Of course, every dollar you can claim on your investment property will benefit your overall financial wellbeing, so it is important to take proactive steps now to ensure you’ll be in the best position possible when lodging your return.
While as a property investor you are privy to a range of specialised tax breaks, there are also a lot of things that you may not have realised you could claim.
For instance, you may be able to claim a range of expenses, including agents’ fees advertising body corporate fees capital expenses building maintenance and repairs cleaning insurances home loan fees and interest payments. Don’t forget council and water rates, plus the cost of travel to and from the property for inspections can also be claimed. Depreciation deductions Another aspect that often gets overlooked when lodging a tax return is depreciation deductions.
Depreciation applies to new and existing residential properties and in most cases owners of an investment property or properties are likely to be able to claim something.
It relates to the decline in value of items inside a property and sometimes applies to the structure of the property itself.
Claims can also be made for items that may fall in value over time, such as fixtures and fittings, floor coverings, appliances and built-in wardrobes.
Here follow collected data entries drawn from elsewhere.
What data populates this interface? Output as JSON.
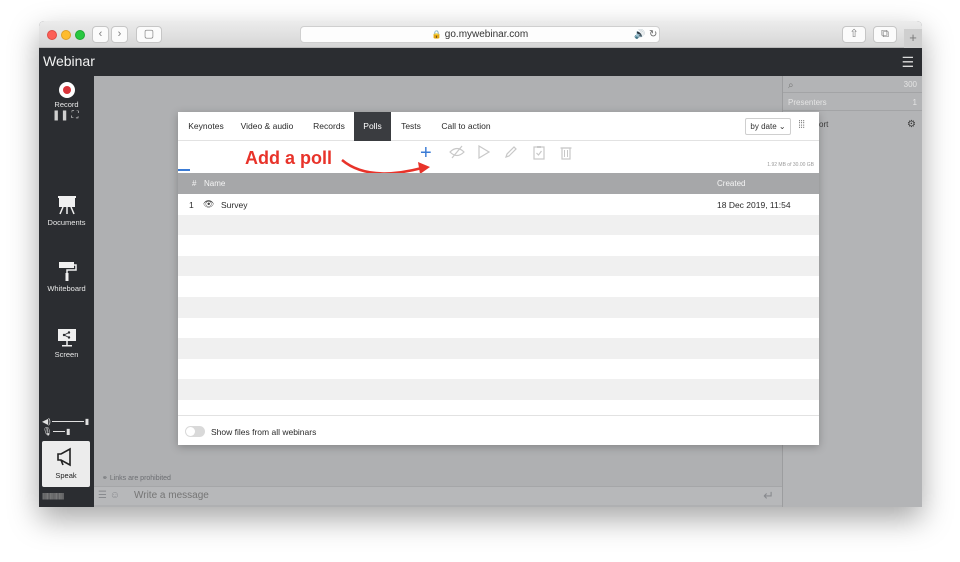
{
  "browser": {
    "url": "go.mywebinar.com",
    "nav_back": "‹",
    "nav_forward": "›",
    "sidebar_btn": "▢",
    "share_btn": "⇧",
    "tabs_btn": "⧉",
    "new_tab": "+",
    "icons": [
      "lock-icon",
      "audio-icon",
      "reload-icon"
    ]
  },
  "app": {
    "brand": "Webinar",
    "menu_icon": "☰"
  },
  "sidebar": {
    "record_label": "Record",
    "controls": "❚❚  ⛶",
    "items": [
      {
        "label": "Documents",
        "icon": "easel-icon",
        "glyph": "⛺"
      },
      {
        "label": "Whiteboard",
        "icon": "paint-roller-icon",
        "glyph": "🖌"
      },
      {
        "label": "Screen",
        "icon": "screen-share-icon",
        "glyph": "🖥"
      }
    ],
    "speak_label": "Speak"
  },
  "main": {
    "links_note": "Links are prohibited",
    "message_placeholder": "Write a message"
  },
  "right_panel": {
    "search_count": "300",
    "presenters_label": "Presenters",
    "presenters_count": "1",
    "support_label": "ort"
  },
  "dialog": {
    "tabs": [
      "Keynotes",
      "Video & audio",
      "Records",
      "Polls",
      "Tests",
      "Call to action"
    ],
    "active_tab": "Polls",
    "sort_label": "by date",
    "storage": "1.92 MB of 30.00 GB",
    "annotation": "Add a poll",
    "toolbar_icons": [
      "add-icon",
      "hide-icon",
      "play-icon",
      "edit-icon",
      "clipboard-icon",
      "trash-icon"
    ],
    "columns": {
      "num": "#",
      "name": "Name",
      "created": "Created"
    },
    "rows": [
      {
        "num": "1",
        "name": "Survey",
        "created": "18 Dec 2019, 11:54"
      }
    ],
    "show_files_label": "Show files from all webinars"
  },
  "colors": {
    "accent": "#3a7bd5",
    "annotation": "#e8332a",
    "dark": "#2b2d31",
    "record": "#d9343a"
  }
}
If you own an investment property in a strata building, it is a good idea to keep in mind that you may be able to claim depreciation on a portion of the value of items and equipment in common areas, such as carpets and furniture in foyer areas. A loan structure to maximise your tax deductions One of the most common mistakes investors make is bundling all their properties under the one loan and not clearly defining what percentage of their loan funds each property.
In other words, if your owner-occupied property is funded via the same mortgage as your rental property, it is important for you to clearly state exactly what portion of your loan is related to your existing owner occupied property and what portion is related to your investment property.
Having a clear separation will help you at tax time as you will be able to work out what proportion of the interest can be claimed as an expense against your rental income. With so much to consider, preparing your tax return as a property investor can seem a touch overwhelming.
It is for this reason that it is so important to deal with a professional.
An accountant will be able to help you identify exactly what you can and cannot claim and what can be written off down the track.